What's exactly wrong about the following hypothetical Haskell code? When I compile it in my brain, it should output "1".

foo :: forall a. forall b. forall c. (a -> b) -> c -> Integer -> b
foo f x n = if n > 0 then f True else f x

bar :: forall a. a -> Integer
bar x = 1

main = do
     putStrLn (show (foo bar 1 2))

GHC complains:

$ ghc -XRankNTypes -XScopedTypeVariables poly.hs 

poly.hs:2:28:
     Couldn't match expected type `a' against inferred type `Bool'
       `a' is a rigid type variable bound by
           the type signature for `foo' at poly.hs:1:14
     In the first argument of `f', namely `True'
     In the expression: f True
     In the expression: if n > 0 then f True else f x

poly.hs:2:40:
     Couldn't match expected type `Bool' against inferred type `c'
       `c' is a rigid type variable bound by
            the type signature for `foo' at poly.hs:1:34
     In the first argument of `f', namely `x'
     In the expression: f x
     In the expression: if n > 0 then f True else f x

What does that mean? Isn't it valid Rank-N polymorphism? (Disclaimer: I'm absolutely not a Haskell programmer, but OCaml doesn't support such explicit type signatures.)

Answer 1

You're not actually using rank-N polymorphism in your code.

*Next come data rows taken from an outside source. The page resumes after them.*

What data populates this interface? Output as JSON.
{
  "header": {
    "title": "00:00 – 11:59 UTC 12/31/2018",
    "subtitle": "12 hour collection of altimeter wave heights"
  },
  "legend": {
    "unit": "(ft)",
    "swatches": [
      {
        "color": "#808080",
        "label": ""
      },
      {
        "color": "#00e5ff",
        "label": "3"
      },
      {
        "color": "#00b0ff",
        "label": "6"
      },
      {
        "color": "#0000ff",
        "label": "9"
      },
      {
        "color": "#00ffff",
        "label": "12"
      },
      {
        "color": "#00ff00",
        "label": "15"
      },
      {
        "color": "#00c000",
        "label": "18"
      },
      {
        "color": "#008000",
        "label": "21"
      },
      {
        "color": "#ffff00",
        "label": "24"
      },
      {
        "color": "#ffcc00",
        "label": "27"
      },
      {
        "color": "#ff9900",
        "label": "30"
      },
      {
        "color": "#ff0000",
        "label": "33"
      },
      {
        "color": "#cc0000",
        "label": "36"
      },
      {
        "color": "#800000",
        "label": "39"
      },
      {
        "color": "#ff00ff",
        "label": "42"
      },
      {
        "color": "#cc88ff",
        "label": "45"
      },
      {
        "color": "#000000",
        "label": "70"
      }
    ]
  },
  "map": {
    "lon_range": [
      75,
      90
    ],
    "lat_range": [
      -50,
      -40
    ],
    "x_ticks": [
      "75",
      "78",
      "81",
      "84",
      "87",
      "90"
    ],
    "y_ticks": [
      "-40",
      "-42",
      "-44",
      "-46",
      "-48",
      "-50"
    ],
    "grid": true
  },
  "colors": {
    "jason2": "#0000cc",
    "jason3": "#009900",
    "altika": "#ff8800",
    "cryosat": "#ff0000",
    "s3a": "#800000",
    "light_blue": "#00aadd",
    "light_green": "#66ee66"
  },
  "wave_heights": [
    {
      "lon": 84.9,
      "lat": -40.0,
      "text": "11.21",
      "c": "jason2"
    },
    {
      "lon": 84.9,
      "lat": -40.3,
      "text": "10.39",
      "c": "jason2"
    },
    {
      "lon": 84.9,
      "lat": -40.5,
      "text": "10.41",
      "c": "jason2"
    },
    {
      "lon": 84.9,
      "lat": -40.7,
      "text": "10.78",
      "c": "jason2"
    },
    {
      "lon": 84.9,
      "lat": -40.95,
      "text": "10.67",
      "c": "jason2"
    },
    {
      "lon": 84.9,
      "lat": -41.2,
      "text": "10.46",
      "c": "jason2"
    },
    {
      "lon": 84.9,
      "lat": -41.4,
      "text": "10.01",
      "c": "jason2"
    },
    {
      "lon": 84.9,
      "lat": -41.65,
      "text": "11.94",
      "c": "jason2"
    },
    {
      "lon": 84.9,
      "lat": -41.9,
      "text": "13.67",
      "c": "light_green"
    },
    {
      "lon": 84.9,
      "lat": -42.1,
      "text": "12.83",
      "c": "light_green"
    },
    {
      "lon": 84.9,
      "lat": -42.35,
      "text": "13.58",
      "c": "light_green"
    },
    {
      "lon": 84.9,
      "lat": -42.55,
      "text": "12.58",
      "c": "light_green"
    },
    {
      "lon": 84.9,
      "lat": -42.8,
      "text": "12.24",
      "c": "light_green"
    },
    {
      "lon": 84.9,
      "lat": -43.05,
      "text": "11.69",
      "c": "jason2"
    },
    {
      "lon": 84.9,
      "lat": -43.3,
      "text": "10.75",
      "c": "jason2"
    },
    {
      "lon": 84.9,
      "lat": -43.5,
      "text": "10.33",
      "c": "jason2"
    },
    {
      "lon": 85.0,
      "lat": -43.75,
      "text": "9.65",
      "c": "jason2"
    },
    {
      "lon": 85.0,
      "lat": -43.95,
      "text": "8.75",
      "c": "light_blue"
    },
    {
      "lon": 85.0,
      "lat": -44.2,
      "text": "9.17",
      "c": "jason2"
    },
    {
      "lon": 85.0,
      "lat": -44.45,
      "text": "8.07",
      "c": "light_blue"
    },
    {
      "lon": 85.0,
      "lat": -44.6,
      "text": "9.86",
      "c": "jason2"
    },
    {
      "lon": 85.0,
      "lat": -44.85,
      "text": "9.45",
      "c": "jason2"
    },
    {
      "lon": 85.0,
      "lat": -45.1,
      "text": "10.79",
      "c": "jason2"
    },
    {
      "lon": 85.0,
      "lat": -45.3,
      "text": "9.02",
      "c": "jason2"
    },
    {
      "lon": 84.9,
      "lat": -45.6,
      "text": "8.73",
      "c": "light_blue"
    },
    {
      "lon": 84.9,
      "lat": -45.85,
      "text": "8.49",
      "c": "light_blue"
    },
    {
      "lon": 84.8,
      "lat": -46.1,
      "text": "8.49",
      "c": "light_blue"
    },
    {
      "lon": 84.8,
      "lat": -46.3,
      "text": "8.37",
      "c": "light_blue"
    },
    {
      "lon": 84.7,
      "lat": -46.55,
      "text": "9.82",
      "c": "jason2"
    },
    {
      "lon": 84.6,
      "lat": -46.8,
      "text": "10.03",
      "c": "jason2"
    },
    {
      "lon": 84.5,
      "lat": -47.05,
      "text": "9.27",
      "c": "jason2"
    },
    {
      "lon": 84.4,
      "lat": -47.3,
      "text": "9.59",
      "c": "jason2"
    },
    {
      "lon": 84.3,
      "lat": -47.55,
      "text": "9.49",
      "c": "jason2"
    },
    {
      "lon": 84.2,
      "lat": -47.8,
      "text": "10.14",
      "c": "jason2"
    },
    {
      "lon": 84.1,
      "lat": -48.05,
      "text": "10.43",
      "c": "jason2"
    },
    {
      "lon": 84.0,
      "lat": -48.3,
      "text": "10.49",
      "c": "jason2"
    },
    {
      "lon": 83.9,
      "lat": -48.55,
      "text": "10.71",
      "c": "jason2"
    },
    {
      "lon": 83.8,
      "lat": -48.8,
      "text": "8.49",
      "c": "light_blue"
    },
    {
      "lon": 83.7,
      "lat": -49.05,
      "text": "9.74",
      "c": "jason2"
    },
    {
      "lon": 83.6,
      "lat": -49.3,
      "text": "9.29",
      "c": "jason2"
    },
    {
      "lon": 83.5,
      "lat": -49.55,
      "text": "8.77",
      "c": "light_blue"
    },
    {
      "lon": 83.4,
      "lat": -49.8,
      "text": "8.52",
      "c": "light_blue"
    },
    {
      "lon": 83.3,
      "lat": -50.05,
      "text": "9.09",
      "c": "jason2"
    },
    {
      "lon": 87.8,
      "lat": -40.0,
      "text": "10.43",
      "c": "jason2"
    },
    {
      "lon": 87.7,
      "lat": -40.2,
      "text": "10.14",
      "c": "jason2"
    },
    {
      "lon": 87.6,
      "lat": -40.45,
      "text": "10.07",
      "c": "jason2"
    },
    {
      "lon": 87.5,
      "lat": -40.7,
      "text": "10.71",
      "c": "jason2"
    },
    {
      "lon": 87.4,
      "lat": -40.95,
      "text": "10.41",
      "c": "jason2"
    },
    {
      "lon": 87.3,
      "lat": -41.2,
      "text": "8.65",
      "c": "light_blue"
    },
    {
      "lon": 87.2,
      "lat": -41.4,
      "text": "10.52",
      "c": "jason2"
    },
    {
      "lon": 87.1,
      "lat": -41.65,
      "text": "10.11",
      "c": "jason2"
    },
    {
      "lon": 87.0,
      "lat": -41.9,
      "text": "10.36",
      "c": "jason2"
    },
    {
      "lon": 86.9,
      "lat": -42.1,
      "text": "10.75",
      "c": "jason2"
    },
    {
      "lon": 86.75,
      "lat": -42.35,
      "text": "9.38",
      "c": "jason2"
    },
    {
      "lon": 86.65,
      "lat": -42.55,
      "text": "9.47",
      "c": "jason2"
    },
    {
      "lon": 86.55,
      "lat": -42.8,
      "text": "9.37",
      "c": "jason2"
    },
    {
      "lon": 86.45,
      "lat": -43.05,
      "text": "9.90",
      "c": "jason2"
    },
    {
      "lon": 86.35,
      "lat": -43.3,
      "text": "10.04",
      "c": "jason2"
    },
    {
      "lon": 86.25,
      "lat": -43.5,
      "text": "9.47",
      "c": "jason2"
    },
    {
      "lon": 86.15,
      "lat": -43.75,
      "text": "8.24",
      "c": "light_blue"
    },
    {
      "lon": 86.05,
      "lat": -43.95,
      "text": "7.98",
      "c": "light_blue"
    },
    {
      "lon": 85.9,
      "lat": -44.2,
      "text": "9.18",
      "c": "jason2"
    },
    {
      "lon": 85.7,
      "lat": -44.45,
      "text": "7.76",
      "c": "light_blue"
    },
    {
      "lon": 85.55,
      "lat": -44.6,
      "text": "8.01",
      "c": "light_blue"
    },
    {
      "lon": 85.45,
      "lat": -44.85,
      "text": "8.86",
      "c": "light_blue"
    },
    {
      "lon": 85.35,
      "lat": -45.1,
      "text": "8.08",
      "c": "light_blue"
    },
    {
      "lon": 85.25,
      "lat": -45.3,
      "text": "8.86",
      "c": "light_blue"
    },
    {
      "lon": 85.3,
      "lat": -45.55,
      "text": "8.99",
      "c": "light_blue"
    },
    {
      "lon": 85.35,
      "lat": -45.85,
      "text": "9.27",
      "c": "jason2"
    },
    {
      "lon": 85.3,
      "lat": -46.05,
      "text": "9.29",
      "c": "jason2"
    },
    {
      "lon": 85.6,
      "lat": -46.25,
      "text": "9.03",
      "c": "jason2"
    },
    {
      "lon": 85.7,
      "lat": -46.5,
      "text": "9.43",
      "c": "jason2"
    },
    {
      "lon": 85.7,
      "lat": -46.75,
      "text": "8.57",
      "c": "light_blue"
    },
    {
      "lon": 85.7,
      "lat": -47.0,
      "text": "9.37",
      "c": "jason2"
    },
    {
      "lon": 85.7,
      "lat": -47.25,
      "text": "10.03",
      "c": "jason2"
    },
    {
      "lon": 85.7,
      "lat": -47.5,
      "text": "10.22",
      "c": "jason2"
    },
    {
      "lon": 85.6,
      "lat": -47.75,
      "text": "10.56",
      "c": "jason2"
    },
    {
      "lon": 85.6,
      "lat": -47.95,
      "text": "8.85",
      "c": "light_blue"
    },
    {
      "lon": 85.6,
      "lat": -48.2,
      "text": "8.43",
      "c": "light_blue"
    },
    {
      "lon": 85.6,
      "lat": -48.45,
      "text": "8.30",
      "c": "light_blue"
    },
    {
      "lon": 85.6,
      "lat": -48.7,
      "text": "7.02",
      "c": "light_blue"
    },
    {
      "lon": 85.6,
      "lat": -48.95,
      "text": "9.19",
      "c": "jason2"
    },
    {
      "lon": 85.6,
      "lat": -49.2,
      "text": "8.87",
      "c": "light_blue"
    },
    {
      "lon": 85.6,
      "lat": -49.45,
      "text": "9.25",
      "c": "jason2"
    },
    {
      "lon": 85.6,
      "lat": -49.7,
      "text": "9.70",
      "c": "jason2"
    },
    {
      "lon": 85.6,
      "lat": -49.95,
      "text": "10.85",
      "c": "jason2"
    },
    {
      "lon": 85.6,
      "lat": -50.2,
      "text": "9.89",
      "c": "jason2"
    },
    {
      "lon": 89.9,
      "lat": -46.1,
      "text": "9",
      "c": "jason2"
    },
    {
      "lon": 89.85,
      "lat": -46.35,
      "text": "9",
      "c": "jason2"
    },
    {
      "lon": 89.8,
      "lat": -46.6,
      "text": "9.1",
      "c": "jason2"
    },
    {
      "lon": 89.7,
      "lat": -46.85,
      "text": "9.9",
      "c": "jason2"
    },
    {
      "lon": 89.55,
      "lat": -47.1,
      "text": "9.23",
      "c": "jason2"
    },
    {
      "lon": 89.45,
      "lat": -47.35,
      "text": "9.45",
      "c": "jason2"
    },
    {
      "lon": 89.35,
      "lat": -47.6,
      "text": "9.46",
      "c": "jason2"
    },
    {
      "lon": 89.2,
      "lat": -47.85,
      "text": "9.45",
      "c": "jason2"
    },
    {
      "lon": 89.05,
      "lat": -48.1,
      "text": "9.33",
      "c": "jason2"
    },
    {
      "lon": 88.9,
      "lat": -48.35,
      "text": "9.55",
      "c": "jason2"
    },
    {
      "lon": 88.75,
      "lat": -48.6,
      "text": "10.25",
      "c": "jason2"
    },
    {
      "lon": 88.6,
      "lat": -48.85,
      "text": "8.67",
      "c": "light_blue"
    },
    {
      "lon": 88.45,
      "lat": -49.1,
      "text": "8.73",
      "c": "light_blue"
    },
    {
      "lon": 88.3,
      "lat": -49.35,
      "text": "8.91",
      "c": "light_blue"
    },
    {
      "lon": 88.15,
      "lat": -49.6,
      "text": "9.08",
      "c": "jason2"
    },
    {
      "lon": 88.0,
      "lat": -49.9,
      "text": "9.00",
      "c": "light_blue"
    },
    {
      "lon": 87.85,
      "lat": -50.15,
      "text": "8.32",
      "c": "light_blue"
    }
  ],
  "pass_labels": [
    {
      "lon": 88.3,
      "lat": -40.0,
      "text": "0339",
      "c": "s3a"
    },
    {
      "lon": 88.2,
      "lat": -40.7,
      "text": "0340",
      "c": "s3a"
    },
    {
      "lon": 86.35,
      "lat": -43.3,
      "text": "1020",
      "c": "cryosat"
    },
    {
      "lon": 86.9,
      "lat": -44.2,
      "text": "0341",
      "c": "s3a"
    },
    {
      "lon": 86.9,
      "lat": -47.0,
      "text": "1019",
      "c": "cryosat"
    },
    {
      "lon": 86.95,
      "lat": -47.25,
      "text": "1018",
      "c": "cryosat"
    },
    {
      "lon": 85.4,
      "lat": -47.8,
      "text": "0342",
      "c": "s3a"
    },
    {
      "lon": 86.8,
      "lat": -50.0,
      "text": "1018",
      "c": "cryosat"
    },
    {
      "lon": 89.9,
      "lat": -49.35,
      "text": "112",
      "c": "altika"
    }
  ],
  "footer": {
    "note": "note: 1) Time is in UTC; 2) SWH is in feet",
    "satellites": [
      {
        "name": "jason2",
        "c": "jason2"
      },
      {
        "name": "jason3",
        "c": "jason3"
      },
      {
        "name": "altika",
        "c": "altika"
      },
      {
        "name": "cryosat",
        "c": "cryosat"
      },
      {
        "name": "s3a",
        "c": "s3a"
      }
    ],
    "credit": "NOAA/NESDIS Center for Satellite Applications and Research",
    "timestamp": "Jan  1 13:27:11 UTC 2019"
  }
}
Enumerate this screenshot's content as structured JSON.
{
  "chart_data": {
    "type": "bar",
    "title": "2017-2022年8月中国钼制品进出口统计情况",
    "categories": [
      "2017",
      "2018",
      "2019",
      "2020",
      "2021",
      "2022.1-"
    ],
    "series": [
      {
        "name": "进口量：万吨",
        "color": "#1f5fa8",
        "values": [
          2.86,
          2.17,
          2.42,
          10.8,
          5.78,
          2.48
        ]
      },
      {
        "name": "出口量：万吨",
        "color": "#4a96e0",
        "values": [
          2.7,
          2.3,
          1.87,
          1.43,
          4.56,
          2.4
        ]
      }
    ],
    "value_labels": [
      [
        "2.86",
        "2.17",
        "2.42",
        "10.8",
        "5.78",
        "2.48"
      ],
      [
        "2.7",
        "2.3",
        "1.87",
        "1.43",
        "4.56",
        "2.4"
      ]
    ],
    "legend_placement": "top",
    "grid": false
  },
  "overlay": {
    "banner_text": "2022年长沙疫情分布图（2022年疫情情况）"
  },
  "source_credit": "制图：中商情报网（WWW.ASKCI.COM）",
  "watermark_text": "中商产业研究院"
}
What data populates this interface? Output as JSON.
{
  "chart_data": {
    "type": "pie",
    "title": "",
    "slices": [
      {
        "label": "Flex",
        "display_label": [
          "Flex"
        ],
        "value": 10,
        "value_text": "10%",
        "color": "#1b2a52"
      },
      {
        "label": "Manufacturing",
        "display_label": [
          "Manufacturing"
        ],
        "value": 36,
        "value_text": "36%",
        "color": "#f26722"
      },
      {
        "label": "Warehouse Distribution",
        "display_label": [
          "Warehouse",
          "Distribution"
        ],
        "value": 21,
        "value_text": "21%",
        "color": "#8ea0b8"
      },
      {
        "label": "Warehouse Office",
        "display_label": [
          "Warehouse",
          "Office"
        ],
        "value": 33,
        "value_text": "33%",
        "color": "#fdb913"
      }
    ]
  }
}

foo :: forall a. forall b. forall c. (a -> b) -> c -> Integer -> b

This is an ordinary rank-1 type. It reads: forall a,b and c this function can take a function of type a -> b, a value of type c and an Integer and return a value of type b. So it says that it can take a function of type Bool -> Integer or a function of type Integer -> Integer. It does not say that the function has to be polymorphic in its argument. To say that, you need to use:

foo :: forall b. forall c. (forall a. a -> b) -> c -> Integer -> b

Now you're saying that the type of the function needs to be forall a. a -> b, where b is fixed, but a is a newly introduced variable, so the function needs to be polymorphic in its argument.